Behind the Barrier

What shocks cells into senescence?

Cellular senescence – the process by which cells can enter suspended animation and stop dividing – has previously been shown to be a barrier to the spread of cancer in pre-malignant tumours.

Senescence was first observed over 40 years ago as a mechanism that stops cells from dividing more than a finite number of times – usually about 50. It marks the onset of cellular degradation and is often seen as a cellular parallel to ageing in organisms.

In addition to this in-built replicative redundancy, cells can also be shocked into senescence prematurely by stresses, such as an oncogenic ‘insult’ sent out by a cancerous cell. This at least temporarily slows the multiplication of cancerous cells, so the study of senescence could potentially have far-reaching implications for the treatment of cancer.

Workers in the CSC’s Cell Proliferation Group, headed by Jesús Gil, have previously identified a gene called CXCR2 which mediates senescence. By inhibiting the gene, they have shown that cells can be made to live for longer. Now, they have identified the mechanism by which a locus called INK4a/Arf is derepressed by oncogenic signals to push the cells towards a senescent state.

Previous studies by other workers has shown that when the function of INK4a – normally silenced by Polycomb Group (PcG) proteins – is induced, the cells enter a senescent state prematurely.

In order to elucidate the mechanism by which this occurs, the researchers developed an ‘inducible’ system that allowed them to introduce oncogenic signals to human and animal cell cultures in vitro. Cells receiving an ‘insult’ developed characteristics of senescence, followed by a reduction in the methylation levels of a particular amino acid – ‘lysine 27’ on histone H3 – which must be methylated for the PcG proteins to bind and repress INK4a.
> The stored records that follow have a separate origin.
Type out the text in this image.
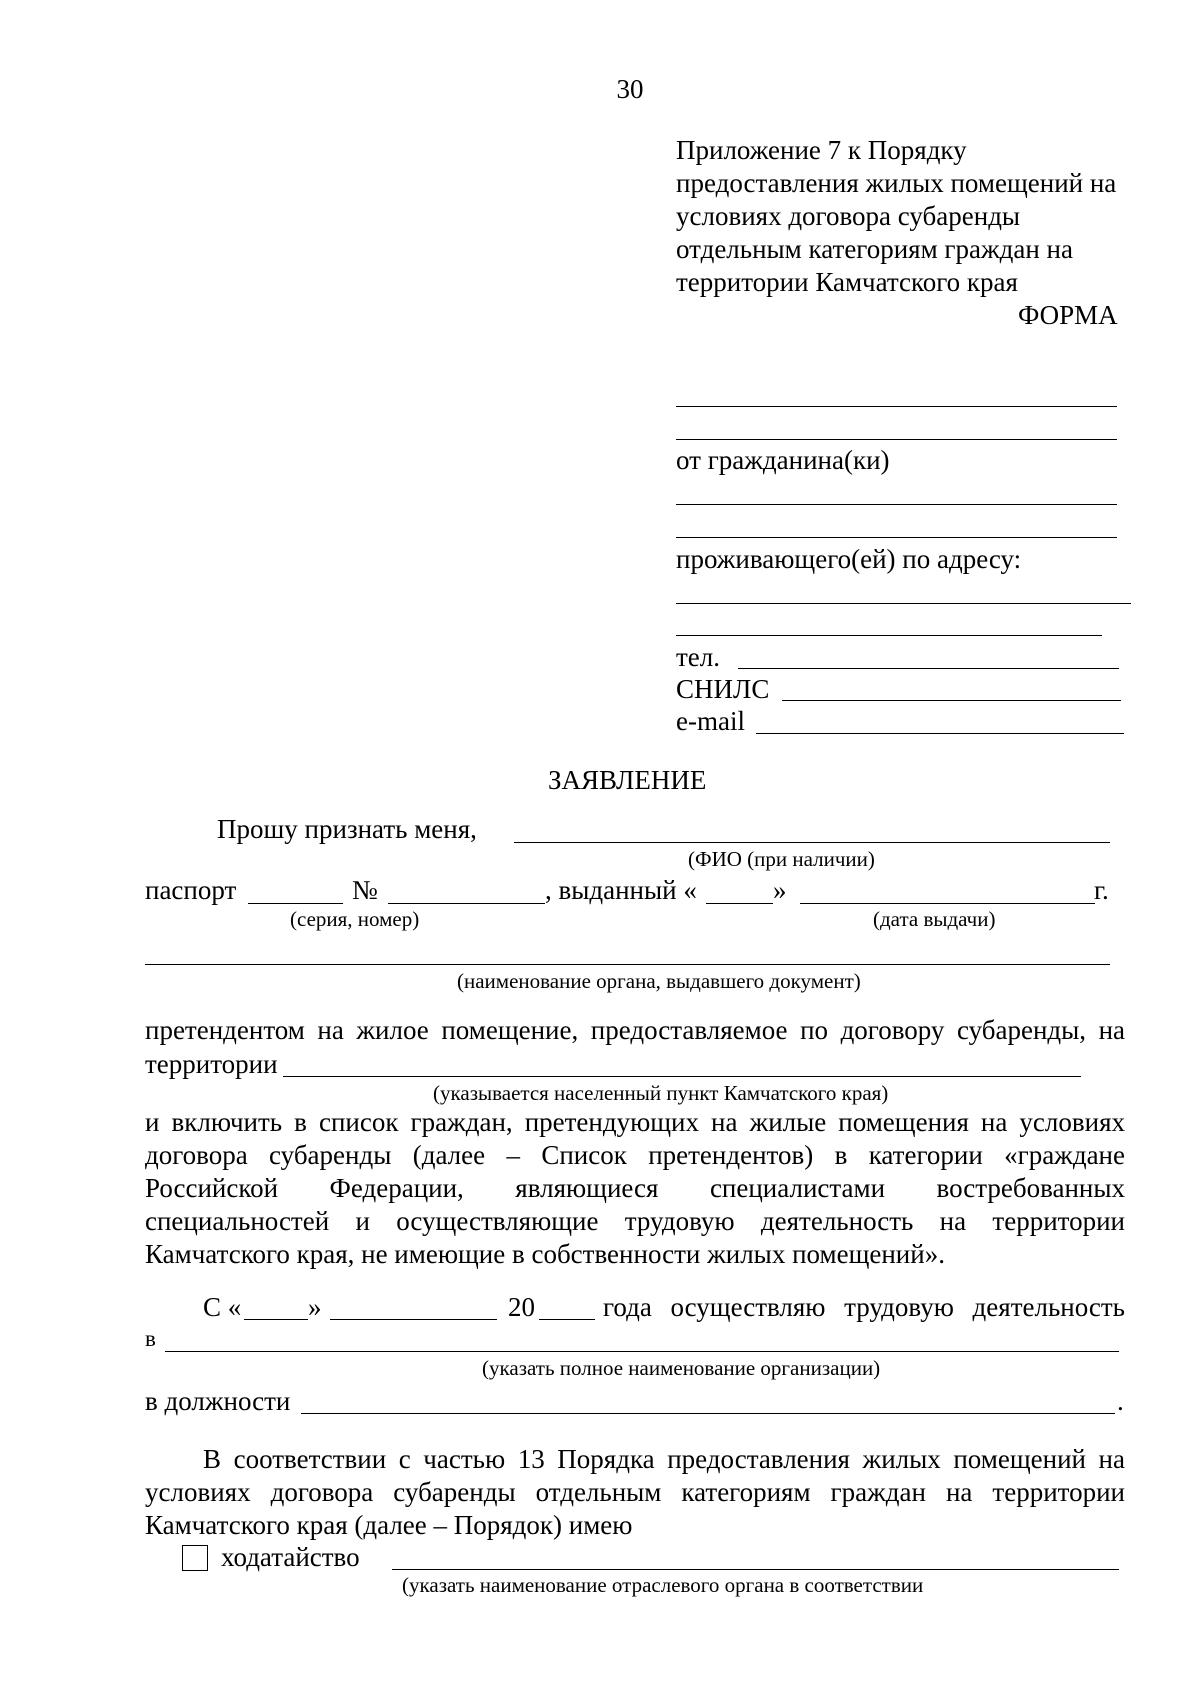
30
Приложение 7 к Порядку
предоставления жилых помещений на
условиях договора субаренды
отдельным категориям граждан на
территории Камчатского края
ФОРМА
от гражданина(ки)
проживающего(ей) по адресу:
тел.
СНИЛС
e-mail
ЗАЯВЛЕНИЕ
Прошу признать меня,
(ФИО (при наличии)
паспорт	№	, выданный «	»	г.
(серия, номер)	(дата выдачи)
(наименование органа, выдавшего документ)
претендентом на жилое помещение, предоставляемое по договору субаренды, на
территории
(указывается населенный пункт Камчатского края)
и включить в список граждан, претендующих на жилые помещения на условиях
договора субаренды (далее – Список претендентов) в категории «граждане
Российской Федерации, являющиеся специалистами востребованных
специальностей и осуществляющие трудовую деятельность на территории
Камчатского края, не имеющие в собственности жилых помещений».
С « »	20	года осуществляю трудовую деятельность
в
(указать полное наименование организации)
в должности	.
В соответствии с частью 13 Порядка предоставления жилых помещений на
условиях договора субаренды отдельным категориям граждан на территории
Камчатского края (далее – Порядок) имею
ходатайство
(указать наименование отраслевого органа в соответствии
Demethlyation of the amino acid ultimately leads to derepression of INK4a in human breast fibroblast cells, eventually leading to cellular arrest and the transmission of the ‘feedback’ senescence signals to stop growth. A slightly different pathway in mouse embryonic cells, where both INk4a and Arf are activated by the insult, echoed the result in humans, but showed that there are important differences between human ARF and its counterpart in mice.

The team reasoned that, besides nucleosome exchange, the reduction in methylation levels of the Ink4a/Arf locus could result either from a reduction in the levels of the methyltransferase enzyme EZH2 – which adds methyl groups to lysine 27 and normally facilitates PcG binding – or by an increase in either UTX or JMJD3 demethylase, which remove methyl groups and is important for cell differentiation. They followed the levels of these proteins by immunofluorescence, and determined that levels of JMJD3 increased over a period of days, whereas EZH2 increased. UTX level did not change, ruling out the involvement of the protein in the senescence pathway.

The suggestion that JMJD3 may be an important tumour suppressor seems to be backed up by clinical evidence: Elevated levels of the protein are often observed in benign and premalignant lesions, whereas aggressive tumours show a decrease in JMJD3, characteristic of a cancer in which the safeguarding measures of senescence have been overcome by the ravages of cancer growth.

Stefan Janusz

This work was published in Genes and Development.

Barradas, M., Anderton, E., Acosta, J.C., Li, S., Banito, A., Rodriguez-Niedenfuhr, M., Maertens, G., Banck, M., Zhou, M.-M., Walsh, M. J., Peters, G., and Gil, J. (2009). Histone demethylase JMJD3 contributes to epigenetic control of INK4a/ARF by oncogenic RAS.Genes Dev. 23 1177-1182.

Also see: Agger, K., Cloos, P. A., Rudkjær, L., Williams, K., Andersen, G., Christensen, J., Helin, K., May 2009. The h3k27me3 demethylase jmjd3 contributes to the activation of the ink4a–arf locus in response to oncogene- and stress-induced senescence. Genes & Development 23 (10), 1171–1176. (Same issue as above).